When this pandemic first arrived in Arkansas, the plan devised by health officials was obviously for general hospitals. How is Arkansas Children's Hospital handling this? Do you have the space and the equipment to take care of kids with COVID?
Well, we do, but it's really taxing our system. I have to emphasize, this is on the backdrop of a very, very unusual viral respiratory season that we usually see in January, but we're seeing it in July. So, in addition to COVID-19, we're seeing a lot of respiratory syncytial virus, RSV infections, and other viruses causing kids to be sick and requiring admission to the hospital. So our month of July, we're going to be at an all-time high in terms of what we would normally see in July in terms of kids coming into the hospital. So, it's just on top of a really, really serious time for kids. And we've had to make a lot of modifications to take care of the number of children with COVID that we're seeing. They require very special isolation rooms with special airflow to keep everybody safe. And so, every day we're scrambling to modify rooms to make sure we can very safely take care of those children, but also protect other children in the hospital.

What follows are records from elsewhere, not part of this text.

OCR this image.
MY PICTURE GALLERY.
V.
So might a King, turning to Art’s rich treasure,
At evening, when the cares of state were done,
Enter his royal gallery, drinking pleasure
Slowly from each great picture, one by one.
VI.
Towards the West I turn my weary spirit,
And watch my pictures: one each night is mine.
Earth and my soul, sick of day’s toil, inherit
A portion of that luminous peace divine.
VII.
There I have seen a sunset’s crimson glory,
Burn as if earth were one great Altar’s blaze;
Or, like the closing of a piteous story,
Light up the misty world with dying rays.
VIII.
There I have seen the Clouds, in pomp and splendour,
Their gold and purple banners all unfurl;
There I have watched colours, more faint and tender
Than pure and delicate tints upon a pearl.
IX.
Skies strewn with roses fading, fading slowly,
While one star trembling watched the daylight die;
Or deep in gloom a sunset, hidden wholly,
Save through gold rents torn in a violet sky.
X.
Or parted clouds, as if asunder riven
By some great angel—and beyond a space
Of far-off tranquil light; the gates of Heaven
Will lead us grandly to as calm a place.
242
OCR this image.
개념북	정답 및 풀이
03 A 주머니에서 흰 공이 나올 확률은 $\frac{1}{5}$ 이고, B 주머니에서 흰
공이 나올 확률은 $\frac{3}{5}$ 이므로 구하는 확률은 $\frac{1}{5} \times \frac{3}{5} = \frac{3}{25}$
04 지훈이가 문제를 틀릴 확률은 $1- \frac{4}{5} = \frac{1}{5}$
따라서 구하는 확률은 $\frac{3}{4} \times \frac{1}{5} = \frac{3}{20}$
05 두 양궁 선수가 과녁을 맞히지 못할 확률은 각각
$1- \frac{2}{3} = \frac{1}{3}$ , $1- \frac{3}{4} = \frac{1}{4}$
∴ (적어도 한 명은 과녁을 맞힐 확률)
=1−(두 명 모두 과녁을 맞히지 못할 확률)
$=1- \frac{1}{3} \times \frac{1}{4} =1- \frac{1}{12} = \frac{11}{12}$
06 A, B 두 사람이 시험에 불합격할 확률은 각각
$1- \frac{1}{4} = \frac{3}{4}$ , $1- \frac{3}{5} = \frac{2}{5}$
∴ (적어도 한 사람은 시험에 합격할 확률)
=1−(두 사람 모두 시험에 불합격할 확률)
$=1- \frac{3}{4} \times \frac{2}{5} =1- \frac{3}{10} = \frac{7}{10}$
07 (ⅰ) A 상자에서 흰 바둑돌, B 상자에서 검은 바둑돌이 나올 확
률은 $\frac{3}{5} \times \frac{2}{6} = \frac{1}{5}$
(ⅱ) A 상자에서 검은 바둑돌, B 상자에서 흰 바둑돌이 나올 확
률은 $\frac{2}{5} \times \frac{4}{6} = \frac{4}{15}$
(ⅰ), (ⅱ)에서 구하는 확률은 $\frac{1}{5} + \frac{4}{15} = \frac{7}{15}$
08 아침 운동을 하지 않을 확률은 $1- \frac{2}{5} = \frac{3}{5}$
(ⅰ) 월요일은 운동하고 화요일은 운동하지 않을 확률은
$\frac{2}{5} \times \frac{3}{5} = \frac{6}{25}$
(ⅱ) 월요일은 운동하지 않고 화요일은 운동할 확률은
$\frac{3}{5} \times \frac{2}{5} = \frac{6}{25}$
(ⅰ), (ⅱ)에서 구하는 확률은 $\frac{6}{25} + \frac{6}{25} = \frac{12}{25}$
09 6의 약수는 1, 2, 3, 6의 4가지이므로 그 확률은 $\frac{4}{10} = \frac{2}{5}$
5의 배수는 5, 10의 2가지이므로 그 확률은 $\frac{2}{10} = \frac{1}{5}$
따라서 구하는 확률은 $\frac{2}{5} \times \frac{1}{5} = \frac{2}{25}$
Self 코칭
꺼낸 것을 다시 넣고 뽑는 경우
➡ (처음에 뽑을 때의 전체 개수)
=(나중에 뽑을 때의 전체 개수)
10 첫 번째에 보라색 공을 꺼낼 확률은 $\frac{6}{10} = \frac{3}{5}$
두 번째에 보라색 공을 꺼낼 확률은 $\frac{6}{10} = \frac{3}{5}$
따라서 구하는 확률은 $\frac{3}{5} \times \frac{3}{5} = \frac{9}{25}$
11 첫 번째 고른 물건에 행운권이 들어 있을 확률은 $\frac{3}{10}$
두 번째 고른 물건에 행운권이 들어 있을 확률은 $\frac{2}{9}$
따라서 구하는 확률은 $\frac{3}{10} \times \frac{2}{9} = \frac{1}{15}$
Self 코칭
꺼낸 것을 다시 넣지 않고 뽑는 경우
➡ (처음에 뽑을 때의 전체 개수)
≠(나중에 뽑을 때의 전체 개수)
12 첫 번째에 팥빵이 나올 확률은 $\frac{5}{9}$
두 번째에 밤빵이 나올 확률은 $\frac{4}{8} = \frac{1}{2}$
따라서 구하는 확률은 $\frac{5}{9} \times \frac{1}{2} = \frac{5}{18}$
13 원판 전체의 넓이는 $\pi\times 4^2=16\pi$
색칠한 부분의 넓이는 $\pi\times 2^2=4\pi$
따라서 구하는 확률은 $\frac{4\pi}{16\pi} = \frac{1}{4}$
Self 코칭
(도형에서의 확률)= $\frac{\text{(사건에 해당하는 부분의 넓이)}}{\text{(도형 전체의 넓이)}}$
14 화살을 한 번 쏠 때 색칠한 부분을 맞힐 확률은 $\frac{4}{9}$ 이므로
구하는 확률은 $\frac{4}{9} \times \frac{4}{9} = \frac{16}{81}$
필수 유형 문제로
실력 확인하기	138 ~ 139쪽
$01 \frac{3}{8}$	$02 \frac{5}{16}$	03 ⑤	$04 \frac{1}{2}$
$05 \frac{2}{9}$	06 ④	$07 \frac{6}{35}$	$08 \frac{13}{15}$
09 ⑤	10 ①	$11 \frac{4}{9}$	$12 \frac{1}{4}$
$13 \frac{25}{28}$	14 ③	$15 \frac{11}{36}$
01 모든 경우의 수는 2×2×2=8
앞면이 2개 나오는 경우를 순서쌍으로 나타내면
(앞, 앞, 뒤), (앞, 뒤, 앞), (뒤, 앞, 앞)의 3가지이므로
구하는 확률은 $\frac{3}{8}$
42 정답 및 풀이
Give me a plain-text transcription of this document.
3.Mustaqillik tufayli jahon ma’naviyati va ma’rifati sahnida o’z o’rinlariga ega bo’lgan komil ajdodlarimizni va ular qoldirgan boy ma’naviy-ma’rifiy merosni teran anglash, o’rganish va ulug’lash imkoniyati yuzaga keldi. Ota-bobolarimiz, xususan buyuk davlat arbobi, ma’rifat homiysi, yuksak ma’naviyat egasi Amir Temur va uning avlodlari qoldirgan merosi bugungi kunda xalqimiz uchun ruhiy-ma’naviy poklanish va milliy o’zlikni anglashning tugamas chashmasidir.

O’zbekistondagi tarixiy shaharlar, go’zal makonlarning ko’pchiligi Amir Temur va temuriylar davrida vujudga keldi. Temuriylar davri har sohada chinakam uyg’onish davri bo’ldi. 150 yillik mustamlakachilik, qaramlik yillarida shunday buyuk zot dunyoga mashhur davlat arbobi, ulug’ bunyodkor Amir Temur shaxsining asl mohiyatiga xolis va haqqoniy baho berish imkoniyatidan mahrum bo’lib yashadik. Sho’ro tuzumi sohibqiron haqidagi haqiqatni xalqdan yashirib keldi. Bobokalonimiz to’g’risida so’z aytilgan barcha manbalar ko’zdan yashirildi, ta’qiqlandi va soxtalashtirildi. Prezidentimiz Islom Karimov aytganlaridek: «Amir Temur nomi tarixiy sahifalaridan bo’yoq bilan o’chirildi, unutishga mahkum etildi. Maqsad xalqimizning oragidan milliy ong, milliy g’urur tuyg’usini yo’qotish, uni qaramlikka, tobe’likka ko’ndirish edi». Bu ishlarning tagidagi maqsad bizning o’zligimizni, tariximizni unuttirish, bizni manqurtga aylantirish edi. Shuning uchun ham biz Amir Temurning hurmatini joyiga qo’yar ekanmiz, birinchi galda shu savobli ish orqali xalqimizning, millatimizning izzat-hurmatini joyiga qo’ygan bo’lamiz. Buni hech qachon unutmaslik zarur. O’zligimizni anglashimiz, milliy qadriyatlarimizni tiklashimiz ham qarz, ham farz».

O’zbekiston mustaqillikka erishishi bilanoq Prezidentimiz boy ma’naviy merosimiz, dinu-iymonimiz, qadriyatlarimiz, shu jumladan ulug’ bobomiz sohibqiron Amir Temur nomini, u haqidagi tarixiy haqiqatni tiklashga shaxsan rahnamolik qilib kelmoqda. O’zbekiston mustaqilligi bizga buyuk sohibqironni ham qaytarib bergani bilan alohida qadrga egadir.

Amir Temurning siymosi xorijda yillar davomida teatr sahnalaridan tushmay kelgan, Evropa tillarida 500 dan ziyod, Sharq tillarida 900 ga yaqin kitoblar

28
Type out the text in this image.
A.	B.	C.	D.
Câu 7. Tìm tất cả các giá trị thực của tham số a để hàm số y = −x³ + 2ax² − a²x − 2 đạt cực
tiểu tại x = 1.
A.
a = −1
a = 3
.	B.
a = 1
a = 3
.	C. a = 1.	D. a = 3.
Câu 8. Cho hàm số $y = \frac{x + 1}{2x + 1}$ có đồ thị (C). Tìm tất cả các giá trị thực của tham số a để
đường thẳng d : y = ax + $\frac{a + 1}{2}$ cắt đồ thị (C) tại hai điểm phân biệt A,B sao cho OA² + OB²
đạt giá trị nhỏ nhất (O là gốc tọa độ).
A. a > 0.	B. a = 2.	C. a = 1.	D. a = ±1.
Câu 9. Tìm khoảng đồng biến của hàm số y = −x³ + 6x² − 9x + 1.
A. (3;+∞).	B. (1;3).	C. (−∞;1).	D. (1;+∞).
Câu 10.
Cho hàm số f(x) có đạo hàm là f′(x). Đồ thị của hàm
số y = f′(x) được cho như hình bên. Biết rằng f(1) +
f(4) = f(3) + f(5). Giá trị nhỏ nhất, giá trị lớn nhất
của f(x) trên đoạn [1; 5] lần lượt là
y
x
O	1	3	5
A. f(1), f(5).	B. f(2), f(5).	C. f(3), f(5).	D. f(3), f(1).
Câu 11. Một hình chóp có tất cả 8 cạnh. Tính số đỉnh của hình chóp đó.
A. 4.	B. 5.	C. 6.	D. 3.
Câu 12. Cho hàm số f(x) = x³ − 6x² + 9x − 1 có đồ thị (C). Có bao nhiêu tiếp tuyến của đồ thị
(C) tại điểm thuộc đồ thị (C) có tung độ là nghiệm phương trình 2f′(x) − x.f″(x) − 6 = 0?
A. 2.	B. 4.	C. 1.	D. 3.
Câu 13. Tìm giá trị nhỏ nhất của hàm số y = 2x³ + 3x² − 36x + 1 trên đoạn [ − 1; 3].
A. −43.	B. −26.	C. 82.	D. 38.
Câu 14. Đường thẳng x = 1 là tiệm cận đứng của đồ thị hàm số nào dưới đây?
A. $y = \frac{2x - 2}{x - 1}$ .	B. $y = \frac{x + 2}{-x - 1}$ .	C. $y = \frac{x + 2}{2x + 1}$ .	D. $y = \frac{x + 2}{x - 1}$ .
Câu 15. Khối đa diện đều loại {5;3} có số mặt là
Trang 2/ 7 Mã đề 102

I have a nine-year-old daughter, too young, obviously, to get vaccinated. She's excited to be returning to school, but obviously like a lot of parents in my position, I'm scared to death. What do you tell parents who have kids who are going to be returning to school in a few weeks?
Well, school is incredibly important. We saw early on the pretty dramatic social, emotional and mental health complications from the pandemic, from social isolation and kids not being in school. So, it's really, really important kids go back to school. But that can be done safely with masking, with the use of hand sanitizer and social distancing indoors, all those preventative measures that we know really, really work. The science is very good on those now.
And then I have to emphasize that many kids, if they contract, if they develop a COVID-19 infection, they've gotten it from someone in their family. So, getting people, getting other family members who are eligible, who are old enough to get a vaccine, getting them vaccinated is the best way to protect younger children. And then finally, we hope that by the end of the year we'll have a vaccine approval for kids five to 12. That study is being done right now and is being monitored by the FDA. We hope that all the data from that will be in by the end of September, and hopefully by the end of this year we'll have an FDA approved vaccine for children five and older instead of 12 and older.
And finally, based on the trends, do you think conditions will continue to get worse for children and that your hospital will have to take any steps to put children elsewhere or expand into different wards, change how you're handling this right now?
Well, we will modify any way we can to make sure that we can safely take care of every child that needs us. We're the only tertiary, meaning the highest level of care for kids in the state. It's our mission to be able to take care of every child that needs us. So, we'll make modifications, et cetera, as we need to.
I would emphasize also, we're short on nurses right now. That's a big part – every hospital is – that’s a big part of this crisis. So, we're looking to hire new nurses and train them. It's a special place for taking care of children and our nursing staff is incredibly dedicated and specialized in what they do, but that is one thing we're looking very closely at is how can we hire more nurses to take care of kids.
And I'm sure the nurses you do have are quite exhausted.
They are tired. It's been a very, very busy summer, and with this COVID surge in children on top of it, it's added to that. But they're extremely dedicated and they are doing an excellent job and we just hope that the community can help us out by getting vaccinated.